Open rhfogh opened 3 months ago
The biggest problem we have in my opinion is to come up with a way to achieve a smooth transition between the two formats. I think what you outline above seems reasonable, if I understand it correctly it would mean that we need to:
It would be quite nice if we could use something like Pydantic to specify/model the configuration so that each HardwareObject
have a configuration schema (Pydantic object). The configuration could then be parsed and validated through this schema. The configuration data can then either be available through for instance self._config
or in some other way through convention be added to the HardwareObject.
Your understanding is the same as mine. Just one additional point is that some XML-object functions cannot really be supported in YAML, and (many) others would likely be slated for deprecation.

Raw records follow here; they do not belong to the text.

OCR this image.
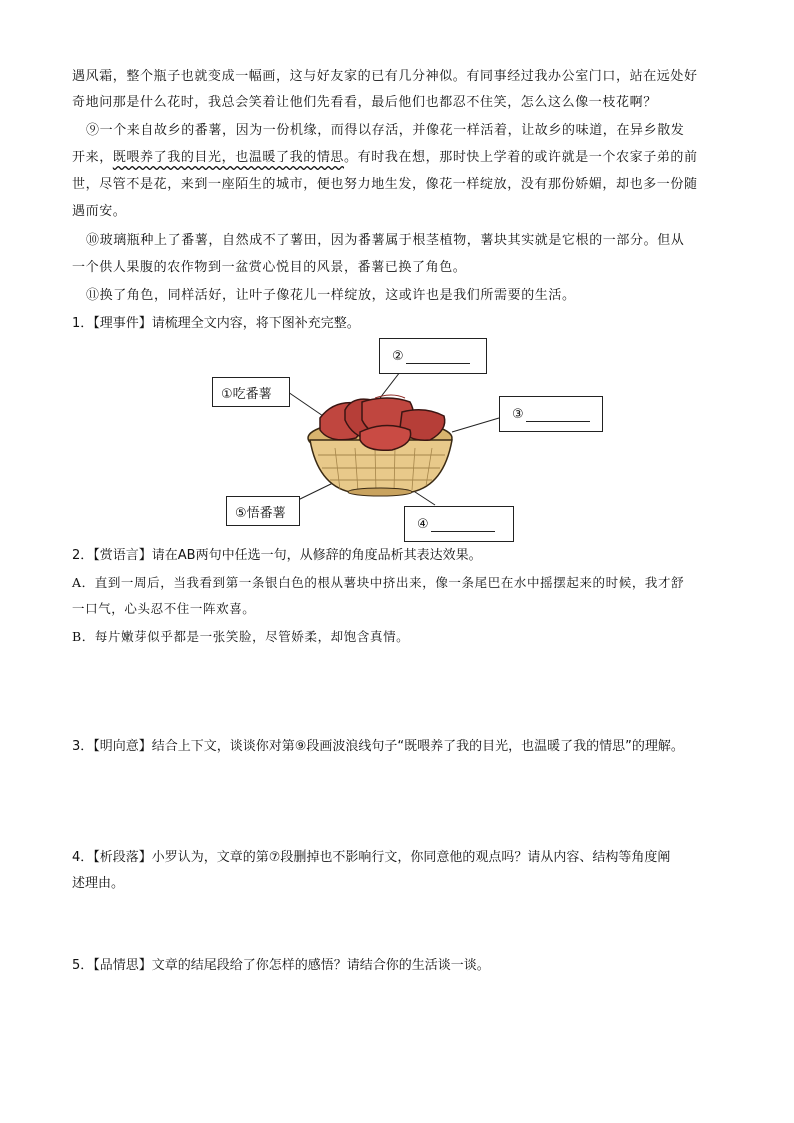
遇风霜，整个瓶子也就变成一幅画，这与好友家的已有几分神似。有同事经过我办公室门口，站在远处好
奇地问那是什么花时，我总会笑着让他们先看看，最后他们也都忍不住笑，怎么这么像一枝花啊？
⑨一个来自故乡的番薯，因为一份机缘，而得以存活，并像花一样活着，让故乡的味道，在异乡散发
开来，既喂养了我的目光，也温暖了我的情思。有时我在想，那时快上学着的或许就是一个农家子弟的前
世，尽管不是花，来到一座陌生的城市，便也努力地生发，像花一样绽放，没有那份娇媚，却也多一份随
遇而安。
⑩玻璃瓶种上了番薯，自然成不了薯田，因为番薯属于根茎植物，薯块其实就是它根的一部分。但从
一个供人果腹的农作物到一盆赏心悦目的风景，番薯已换了角色。
⑪换了角色，同样活好，让叶子像花儿一样绽放，这或许也是我们所需要的生活。
1．【理事件】请梳理全文内容，将下图补充完整。
①吃番薯
②
③
④
⑤悟番薯
2．【赏语言】请在AB两句中任选一句，从修辞的角度品析其表达效果。
A．直到一周后，当我看到第一条银白色的根从薯块中挤出来，像一条尾巴在水中摇摆起来的时候，我才舒
一口气，心头忍不住一阵欢喜。
B．每片嫩芽似乎都是一张笑脸，尽管娇柔，却饱含真情。
3．【明向意】结合上下文，谈谈你对第⑨段画波浪线句子“既喂养了我的目光，也温暖了我的情思”的理解。
4．【析段落】小罗认为，文章的第⑦段删掉也不影响行文，你同意他的观点吗？请从内容、结构等角度阐
述理由。
5．【品情思】文章的结尾段给了你怎样的感悟？请结合你的生活谈一谈。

The Pydantic idea makes sense. But is there a way to translate it to Python attributes? I really like the idea that my linter can tell me whether someHWO.some_property is actually defined for the (possibly mock) HWO I am coding to. It is not only the configuration files, but also the code that needs validation. The way things are now, the top layer of properties, the direct attributes of the HWO, are checked on load.
Your understanding is the same as mine. Just one additional point is that some XML-object functions cannot really be supported in YAML, and (many) others would likely be slated for deprecation.

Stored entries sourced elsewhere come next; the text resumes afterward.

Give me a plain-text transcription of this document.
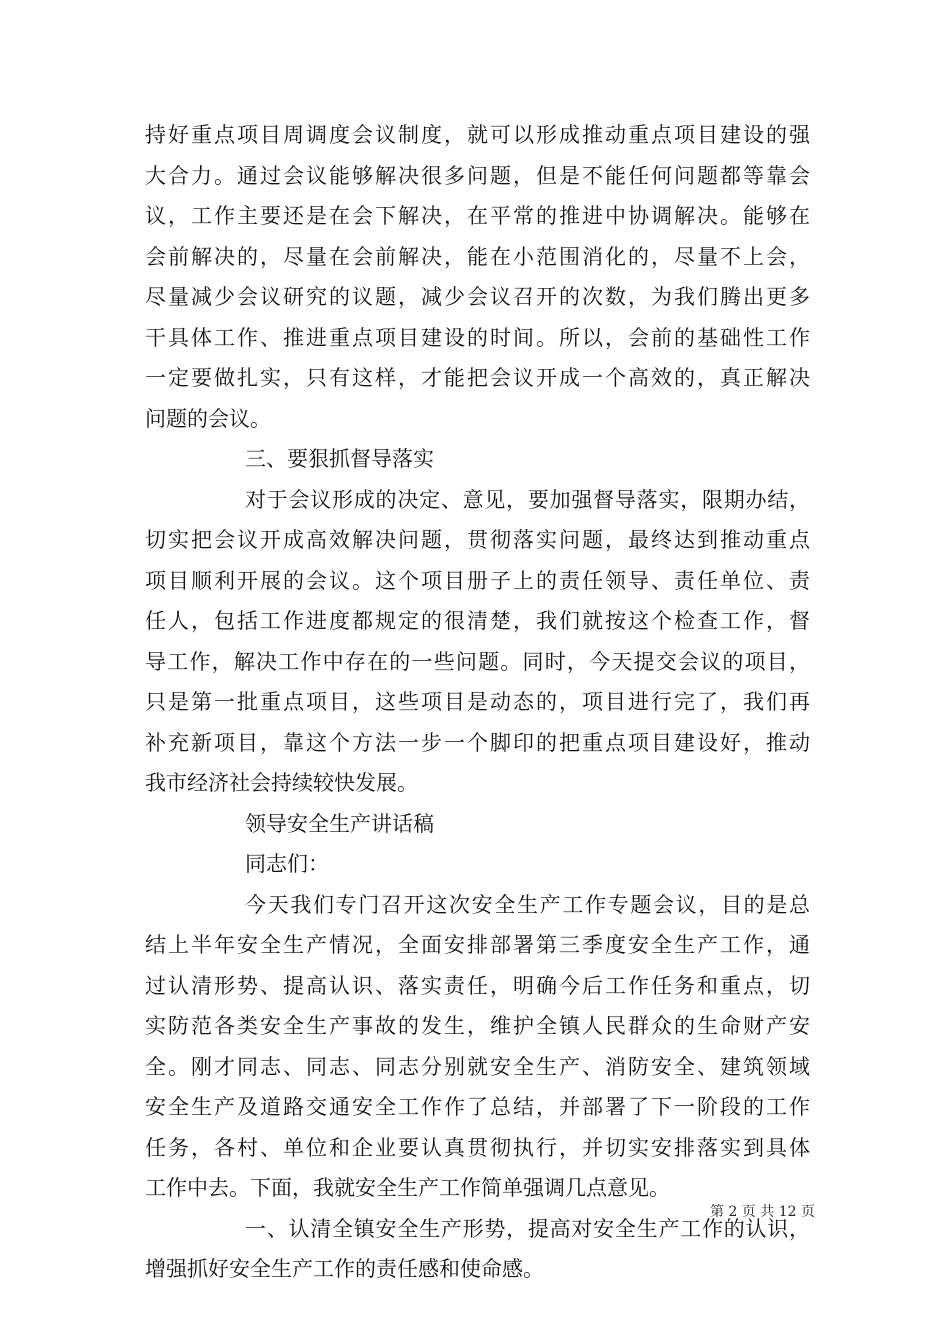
持好重点项目周调度会议制度，就可以形成推动重点项目建设的强
大合力。通过会议能够解决很多问题，但是不能任何问题都等靠会
议，工作主要还是在会下解决，在平常的推进中协调解决。能够在
会前解决的，尽量在会前解决，能在小范围消化的，尽量不上会，
尽量减少会议研究的议题，减少会议召开的次数，为我们腾出更多
干具体工作、推进重点项目建设的时间。所以，会前的基础性工作
一定要做扎实，只有这样，才能把会议开成一个高效的，真正解决
问题的会议。
三、要狠抓督导落实
对于会议形成的决定、意见，要加强督导落实，限期办结，
切实把会议开成高效解决问题，贯彻落实问题，最终达到推动重点
项目顺利开展的会议。这个项目册子上的责任领导、责任单位、责
任人，包括工作进度都规定的很清楚，我们就按这个检查工作，督
导工作，解决工作中存在的一些问题。同时，今天提交会议的项目，
只是第一批重点项目，这些项目是动态的，项目进行完了，我们再
补充新项目，靠这个方法一步一个脚印的把重点项目建设好，推动
我市经济社会持续较快发展。
领导安全生产讲话稿
同志们：
今天我们专门召开这次安全生产工作专题会议，目的是总
结上半年安全生产情况，全面安排部署第三季度安全生产工作，通
过认清形势、提高认识、落实责任，明确今后工作任务和重点，切
实防范各类安全生产事故的发生，维护全镇人民群众的生命财产安
全。刚才同志、同志、同志分别就安全生产、消防安全、建筑领域
安全生产及道路交通安全工作作了总结，并部署了下一阶段的工作
任务，各村、单位和企业要认真贯彻执行，并切实安排落实到具体
工作中去。下面，我就安全生产工作简单强调几点意见。
一、认清全镇安全生产形势，提高对安全生产工作的认识，
增强抓好安全生产工作的责任感和使命感。
第 2 页 共 12 页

Sure we need to find some reasonable common ground and the aim is to work towards YAML and hopefully also improve on the current situation. I agree that we need to deprecate most XML features, perhaps the more the better :)

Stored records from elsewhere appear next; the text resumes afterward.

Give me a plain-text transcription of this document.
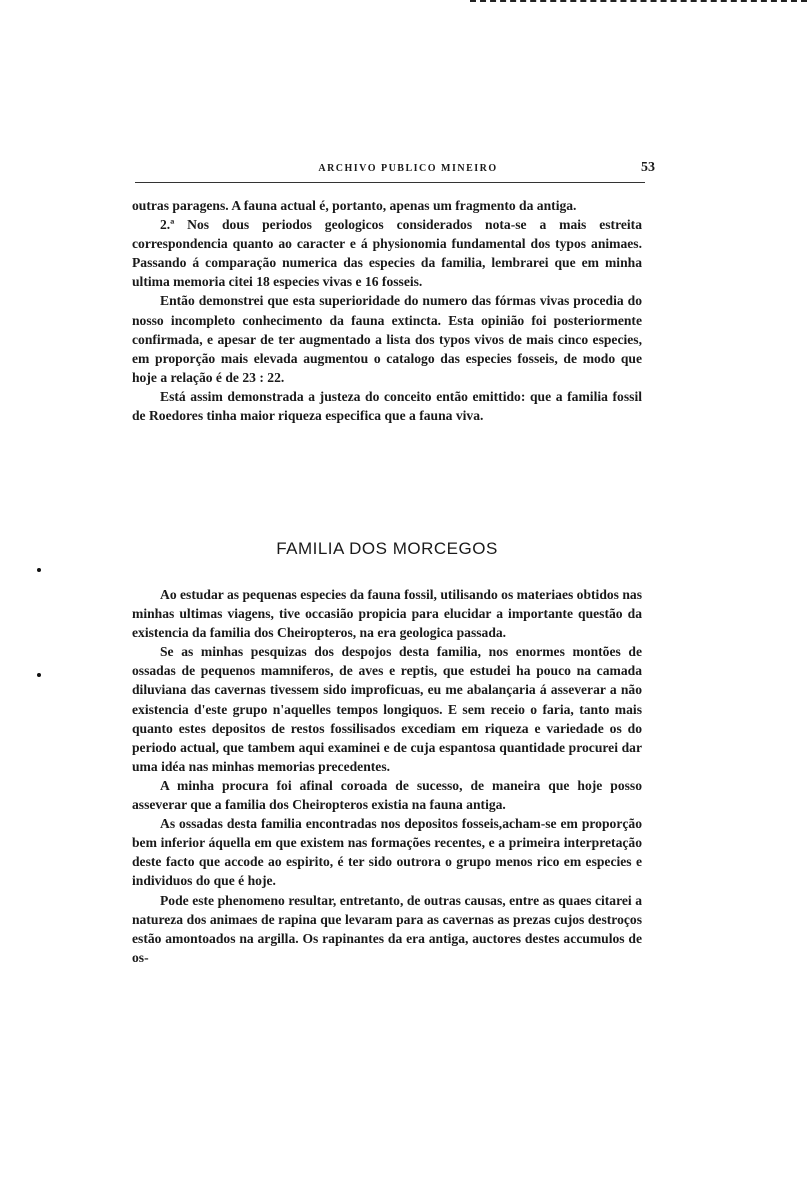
ARCHIVO PUBLICO MINEIRO	53

outras paragens. A fauna actual é, portanto, apenas um fragmento da antiga.

2.ª Nos dous periodos geologicos considerados nota-se a mais estreita correspondencia quanto ao caracter e á physionomia fundamental dos typos animaes. Passando á comparação numerica das especies da familia, lembrarei que em minha ultima memoria citei 18 especies vivas e 16 fosseis.

Então demonstrei que esta superioridade do numero das fórmas vivas procedia do nosso incompleto conhecimento da fauna extincta. Esta opinião foi posteriormente confirmada, e apesar de ter augmentado a lista dos typos vivos de mais cinco especies, em proporção mais elevada augmentou o catalogo das especies fosseis, de modo que hoje a relação é de 23 : 22.

Está assim demonstrada a justeza do conceito então emittido: que a familia fossil de Roedores tinha maior riqueza especifica que a fauna viva.

FAMILIA DOS MORCEGOS

Ao estudar as pequenas especies da fauna fossil, utilisando os materiaes obtidos nas minhas ultimas viagens, tive occasião propicia para elucidar a importante questão da existencia da familia dos Cheiropteros, na era geologica passada.

Se as minhas pesquizas dos despojos desta familia, nos enormes montões de ossadas de pequenos mamniferos, de aves e reptis, que estudei ha pouco na camada diluviana das cavernas tivessem sido improficuas, eu me abalançaria á asseverar a não existencia d'este grupo n'aquelles tempos longiquos. E sem receio o faria, tanto mais quanto estes depositos de restos fossilisados excediam em riqueza e variedade os do periodo actual, que tambem aqui examinei e de cuja espantosa quantidade procurei dar uma idéa nas minhas memorias precedentes.

A minha procura foi afinal coroada de sucesso, de maneira que hoje posso asseverar que a familia dos Cheiropteros existia na fauna antiga.

As ossadas desta familia encontradas nos depositos fosseis,acham-se em proporção bem inferior áquella em que existem nas formações recentes, e a primeira interpretação deste facto que accode ao espirito, é ter sido outrora o grupo menos rico em especies e individuos do que é hoje.

Pode este phenomeno resultar, entretanto, de outras causas, entre as quaes citarei a natureza dos animaes de rapina que levaram para as cavernas as prezas cujos destroços estão amontoados na argilla. Os rapinantes da era antiga, auctores destes accumulos de os-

The Pydantic idea makes sense. But is there a way to translate it to Python attributes? ...
Not sure there is a good way to perform such a mapping or translation without it being awkward. The Pydantic object though is "well defined" and your editor/linter would know how to deal with it. One could imagine, perhaps, some sort of linking so that all roles defined in the configuration object gets assigned to the roles defined on the HardwareObject. But I'm not sure that would be very convenient but I'm open to the idea. That being said, I think we should keep it as simple as possible :)
If we have Pydantic schemas to define the configuration, how would I go about checking that a given attribute that I wanted to access was actually defined in the scope I needed? I.e. globally, if in a mock object or general-level code (like GPhL uses)? Or specifically for a given site or beamline (if I was reviewing a PR that contained a new attribute)? It is a lot easier if the linter can show it up, than if you need to cross-check by hand.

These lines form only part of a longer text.